The hotel’s manager, Nathaniel Wheeler, even arranged for cast members to attend a barn dance in nearby West Lebanon, N.H.
Wheeler also plied the actors with maple syrup, which he procured from a sugarmaker in Quechee. And one day when the weather warmed enough for the sap to flow, the actors were invited to a sugaring-off party.
Sitting at long tables provided by the hotel, the actors had what for many of them must have been their first taste of sugar-on-snow, complete with plain doughnuts and pickles to cut the sweetness. The warm treatment must have been almost enough for the actors to forget the brutally cold conditions they would confront during the next day’s filming.
Shooting ended as spring arrived. The actors packed their bags and left, perhaps wondering whether their hardships in Vermont had been worth it. They needn’t have worried. “Way Down East” drew large crowds when it opened later that year in New York.
And the icy river scene is what many of them would remember most.
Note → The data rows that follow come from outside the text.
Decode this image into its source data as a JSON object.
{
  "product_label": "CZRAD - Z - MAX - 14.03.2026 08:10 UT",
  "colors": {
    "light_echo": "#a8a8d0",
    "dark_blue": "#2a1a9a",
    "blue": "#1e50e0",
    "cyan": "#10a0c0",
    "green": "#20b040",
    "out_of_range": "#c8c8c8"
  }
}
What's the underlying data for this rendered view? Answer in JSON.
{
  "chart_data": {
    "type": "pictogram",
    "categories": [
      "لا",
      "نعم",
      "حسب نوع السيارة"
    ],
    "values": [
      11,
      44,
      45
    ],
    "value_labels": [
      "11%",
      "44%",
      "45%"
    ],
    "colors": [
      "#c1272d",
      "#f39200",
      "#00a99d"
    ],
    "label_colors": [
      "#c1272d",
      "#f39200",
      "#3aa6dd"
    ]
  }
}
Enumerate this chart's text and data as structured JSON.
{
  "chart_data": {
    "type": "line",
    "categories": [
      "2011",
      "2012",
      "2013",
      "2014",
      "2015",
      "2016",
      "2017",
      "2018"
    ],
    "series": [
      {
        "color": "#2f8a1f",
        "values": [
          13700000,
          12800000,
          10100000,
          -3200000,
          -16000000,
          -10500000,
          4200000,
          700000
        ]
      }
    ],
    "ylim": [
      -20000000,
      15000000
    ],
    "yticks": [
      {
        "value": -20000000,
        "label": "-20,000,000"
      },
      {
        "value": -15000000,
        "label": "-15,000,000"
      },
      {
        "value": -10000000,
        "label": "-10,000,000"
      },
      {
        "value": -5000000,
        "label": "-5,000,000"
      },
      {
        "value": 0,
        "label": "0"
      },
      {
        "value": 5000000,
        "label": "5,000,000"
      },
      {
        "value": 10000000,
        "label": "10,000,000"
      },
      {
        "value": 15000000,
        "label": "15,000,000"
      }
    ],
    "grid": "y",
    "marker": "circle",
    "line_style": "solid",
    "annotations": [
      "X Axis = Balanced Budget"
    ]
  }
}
Because of the pains Gish endured, the scene seemed real to people – perhaps too real for some.
Years later, Gish explained people’s reactions to the scene: “So many people fainted that Mr. Griffith had a trained nurse in the ladies’ room. But he didn’t want word to get out about the fainting. It would have been bad for business.”
Mark Bushnell writes a column called “Then Again” about Vermont history for VTDigger.